«Я прожил, — говорит Рафаэлло ди Монтелупо, — с двенадцати до четырнадцати лет, то есть два года, у Микеланьоло Бандинелли, и по большей части только и делал, что раздувал меха для хозяйских работ; иногда садился я, впрочем, за рисование. Однажды хозяин велел мне прокалить, то есть снова положить в огонь, несколько золотых репейков, которые изготовлялись для Лоренцо Медичи, герцога Урбинского. Он бил их молотком по наковальне, и пока возился с одним, я прокаливал между тем другой. Приостановясь, чтоб сказать что-то потихоньку одному из своих приятелей, и не заметив, как я в это время принял холодную пуговицу и положил на ее место раскаленную, он взялся за нее и обжег себе два пальца, которыми ее хватил; крича и прыгая по всей лавке, он хотел исколотить меня; но я ловко увертывался от него туда и сюда и решительно не дался ему в руки. Когда, однако ж, настал обеденный час и я проходил мимо дверки, у которой сидел хозяин, он схватил меня за волосы и отвесил мне несколько ’’добрых пощечин”».

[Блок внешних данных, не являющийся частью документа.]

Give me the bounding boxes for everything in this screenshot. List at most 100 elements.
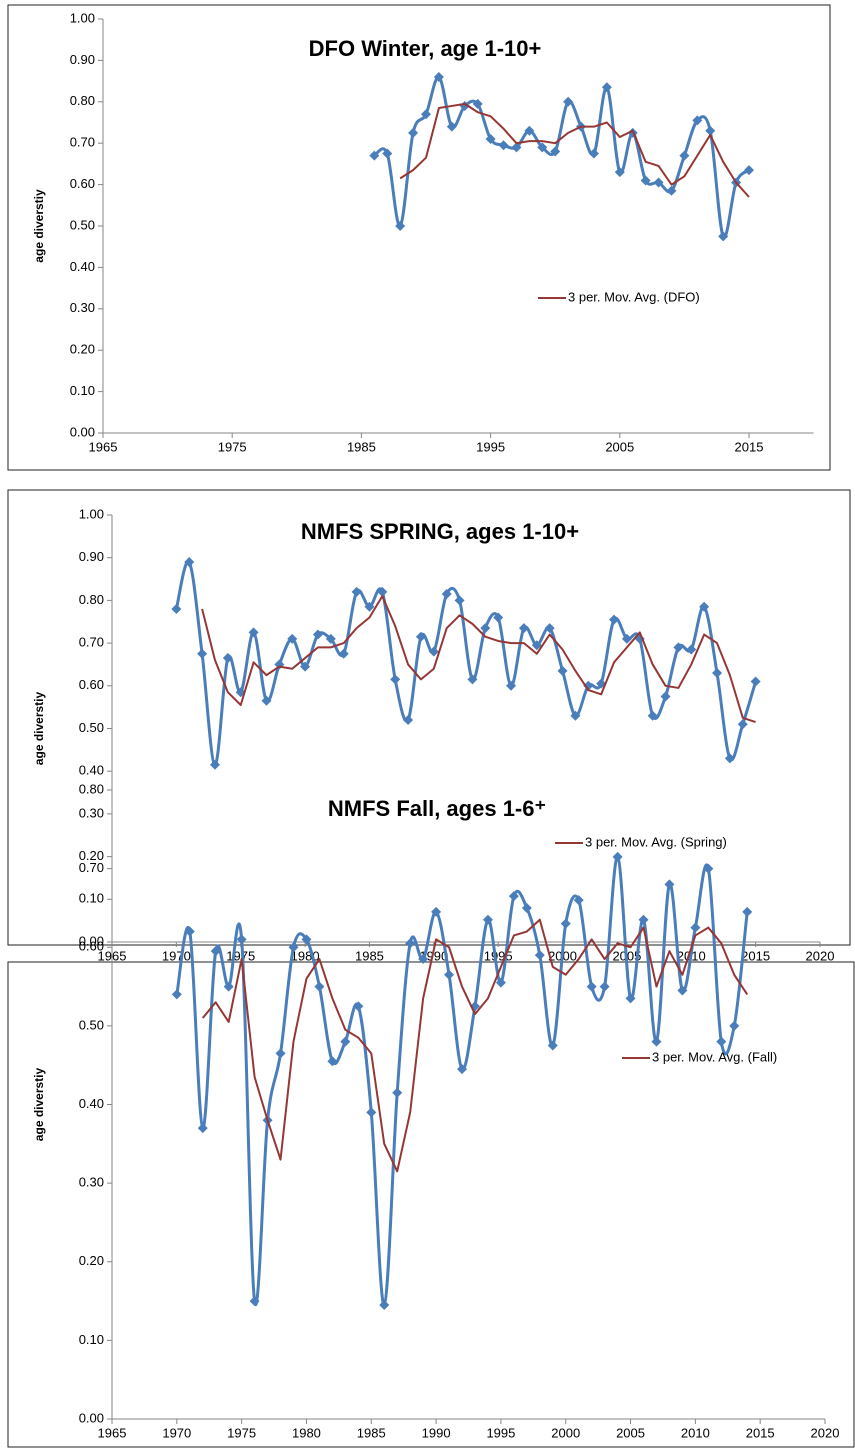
y-axis-label: age diverstiy bbox=[32, 691, 46, 765]
diamond-marker bbox=[537, 142, 548, 153]
diamond-marker bbox=[718, 231, 729, 242]
diamond-marker bbox=[288, 942, 299, 953]
x-tick-label: 1985 bbox=[355, 948, 384, 963]
diamond-marker bbox=[457, 1064, 468, 1075]
diamond-marker bbox=[377, 586, 388, 597]
x-tick-label: 1980 bbox=[292, 1425, 321, 1440]
diamond-marker bbox=[679, 150, 690, 161]
diamond-marker bbox=[686, 644, 697, 655]
y-tick-label: 0.60 bbox=[79, 677, 104, 692]
y-tick-label: 0.00 bbox=[79, 933, 104, 948]
y-tick-label: 0.70 bbox=[79, 635, 104, 650]
chart-title: DFO Winter, age 1-10+ bbox=[309, 36, 542, 61]
diamond-marker bbox=[223, 981, 234, 992]
diamond-marker bbox=[531, 640, 542, 651]
diamond-marker bbox=[690, 922, 701, 933]
diamond-marker bbox=[222, 653, 233, 664]
diamond-marker bbox=[403, 714, 414, 725]
diamond-marker bbox=[703, 863, 714, 874]
diamond-marker bbox=[480, 623, 491, 634]
diamond-marker bbox=[506, 680, 517, 691]
diamond-marker bbox=[197, 648, 208, 659]
diamond-marker bbox=[609, 614, 620, 625]
diamond-marker bbox=[524, 125, 535, 136]
diamond-marker bbox=[563, 96, 574, 107]
legend-label: 3 per. Mov. Avg. (Fall) bbox=[652, 1049, 777, 1064]
diamond-marker bbox=[750, 676, 761, 687]
y-tick-label: 1.00 bbox=[79, 506, 104, 521]
diamond-marker bbox=[340, 1036, 351, 1047]
y-tick-label: 0.00 bbox=[70, 424, 95, 439]
y-tick-label: 0.90 bbox=[70, 52, 95, 67]
diamond-marker bbox=[314, 981, 325, 992]
x-tick-label: 2020 bbox=[811, 1425, 840, 1440]
y-tick-label: 0.50 bbox=[70, 217, 95, 232]
x-tick-label: 1965 bbox=[89, 439, 118, 454]
x-tick-label: 2005 bbox=[616, 1425, 645, 1440]
y-tick-label: 0.60 bbox=[79, 939, 104, 954]
x-tick-label: 1995 bbox=[486, 1425, 515, 1440]
diamond-marker bbox=[614, 167, 625, 178]
series-line bbox=[201, 918, 749, 1173]
diamond-marker bbox=[197, 1123, 208, 1134]
diamond-marker bbox=[395, 221, 406, 231]
diamond-marker bbox=[699, 601, 710, 612]
series-line bbox=[201, 595, 756, 724]
diamond-marker bbox=[664, 879, 675, 890]
diamond-marker bbox=[583, 680, 594, 691]
diamond-marker bbox=[209, 759, 220, 770]
diamond-marker bbox=[647, 710, 658, 721]
y-tick-label: 0.70 bbox=[79, 860, 104, 875]
y-tick-label: 1.00 bbox=[70, 10, 95, 25]
diamond-marker bbox=[210, 946, 221, 957]
diamond-marker bbox=[485, 134, 496, 145]
diamond-marker bbox=[454, 595, 465, 606]
diamond-marker bbox=[382, 148, 393, 159]
diamond-marker bbox=[677, 985, 688, 996]
diamond-marker bbox=[599, 981, 610, 992]
diamond-marker bbox=[431, 906, 442, 917]
x-tick-label: 1970 bbox=[162, 1425, 191, 1440]
y-tick-label: 0.40 bbox=[79, 1096, 104, 1111]
y-axis-label: age diverstiy bbox=[32, 189, 46, 263]
y-tick-label: 0.70 bbox=[70, 135, 95, 150]
diamond-marker bbox=[508, 891, 519, 902]
diamond-marker bbox=[482, 914, 493, 925]
diamond-marker bbox=[184, 556, 195, 567]
diamond-marker bbox=[588, 148, 599, 159]
diamond-marker bbox=[353, 1001, 364, 1012]
diamond-marker bbox=[171, 603, 182, 614]
x-tick-label: 1985 bbox=[357, 1425, 386, 1440]
diamond-marker bbox=[586, 981, 597, 992]
diamond-marker bbox=[742, 906, 753, 917]
diamond-marker bbox=[421, 109, 431, 120]
diamond-marker bbox=[534, 950, 545, 961]
x-tick-label: 2015 bbox=[741, 948, 770, 963]
diamond-marker bbox=[472, 98, 483, 109]
legend-label: 3 per. Mov. Avg. (DFO) bbox=[568, 289, 700, 304]
diamond-marker bbox=[392, 1087, 403, 1098]
diamond-marker bbox=[511, 142, 522, 153]
y-tick-label: 0.20 bbox=[79, 1253, 104, 1268]
diamond-marker bbox=[327, 1056, 338, 1067]
x-tick-label: 1995 bbox=[476, 439, 505, 454]
diamond-marker bbox=[171, 989, 182, 1000]
diamond-marker bbox=[729, 1020, 740, 1031]
chart-frame bbox=[7, 961, 855, 1448]
diamond-marker bbox=[560, 918, 571, 929]
diamond-marker bbox=[249, 1296, 260, 1307]
x-tick-label: 1970 bbox=[162, 948, 191, 963]
diamond-marker bbox=[444, 969, 455, 980]
series-line bbox=[399, 102, 750, 198]
diamond-marker bbox=[640, 175, 651, 186]
x-tick-label: 2010 bbox=[681, 1425, 710, 1440]
x-tick-label: 2015 bbox=[735, 439, 764, 454]
diamond-marker bbox=[544, 623, 555, 634]
diamond-marker bbox=[601, 82, 612, 93]
diamond-marker bbox=[275, 1048, 286, 1059]
y-tick-label: 0.30 bbox=[70, 300, 95, 315]
diamond-marker bbox=[716, 1036, 727, 1047]
x-tick-label: 2000 bbox=[551, 1425, 580, 1440]
y-tick-label: 0.40 bbox=[70, 259, 95, 274]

Это ведь нравы каких-нибудь слесарей или каменщиков, грубые, открытые, веселые и дружелюбные; ученики путешествуют вместе с хозяином и наряду с ним бьются кулаками и шпагой по большим дорогам. Они обороняют его и от нападений, и от ругани — вы уже видели, как ученики Рафаэля и Челлини обнажают за честь хозяйского дома саблю и кинжал.
Мастера, ко взаимной своей выгоде, живут между собой также коротко и дружно. Одна из их артелей во Флоренции называлась артелью Котла и могла состоять всего только из двенадцати членов; главными там были: Андреа дель Сарто, Джан Франческо Рустичи, Аристотель да Сангалло, Доменико Пулиго, Франческо ди Пеллегрино, гравер Робетта и музыкант Доменико Бачелли. Каждый из них имел право привести с собой на сходку троих или четверых гостей. Каждый приносил по кушанью своего изобретения, а кто случайно сходился в выдумке с другим, тот платил штраф. Взгляните, что за сила и что за соки бродили в этих взаимно оживляемых друг другом умах и каким образом пластические искусства находили себе у них место даже за ужином. Однажды Джан Франческо берет вместо стола громадную кадку и гостей помещает внутри ее; тогда из центра кадки поднимается вдруг дерево, и ветви предлагают каждому его блюдо, между тем как снизу слышится оркестр музыки. Поданное Джаном блюдо был огромных размеров пирог, в котором виднелся Улисс, приказывающий варить своего отца для того, чтобы возвратить ему молодость[29]
; обе фигуры не что иное, как лишь вареные каплуны, обделанные в человеческую форму и гарнированные разного рода вкусными вещами. Андреа дель Сарто приносит восьмигранный храм, утвержденный на колоннах; место пола занимает большое блюдо студня, разделенного на клетки, изображающие мозаику; колоннами, которые казались из порфира, на деле были толстые сосиски или колбасы; базисы и капители были из пармезана, карнизы из сладкого печенья, а кафедра из марципанов. Посередине стоял аналой из холодной говядины с развернутым на нем служебником из вермишели, где буквы и музыкальные ноты обозначались перечными зернами; вокруг размещены были певчие — жареные дрозды, каждый с широко разинутым клювом, позади их два жирных голубя изображали собой басов, а шесть маленьких овсянок—дискантов. Доменико Пулиго принес поросенка, представляющего деревенскую пряху, которая, сидя за работой, в то же время стережет и только что выведшихся цыплят; Спилло доставляет слесаря, сделанного из большого гуся. Вы отсюда слышите громкую хохотню фантастической, неудержной веселости. Другая артель, артель каменщичьей Лопатки, к ужинам присовокупляет еще маскарады. Забавляясь, гости представляют то похищение Прозерпины Плутоном, то любовь Венеры и Марса, то ’’Мандрагору” Макиавелли, ’’Suppositi” Ариоста, ’’Каландру” кардинала Биббиены. В другой раз, так как эмблемой их товариществу служит каменщичья лопатка, председатель вменяет членам в обязанность явиться в одежде каменщиков, со всеми орудиями этого ремесла и велит им возвести постройку из мяса, хлеба, пирожков и сахару. Избыток воображения выливается в таких живописных проказах. Человек тут, по-видимому, настоящий ребенок, до того еще молода его душа; всюду он заносит любимые им телесные формы; он превращается в актера и мима, он играет своим искусством, до того он переполнен им.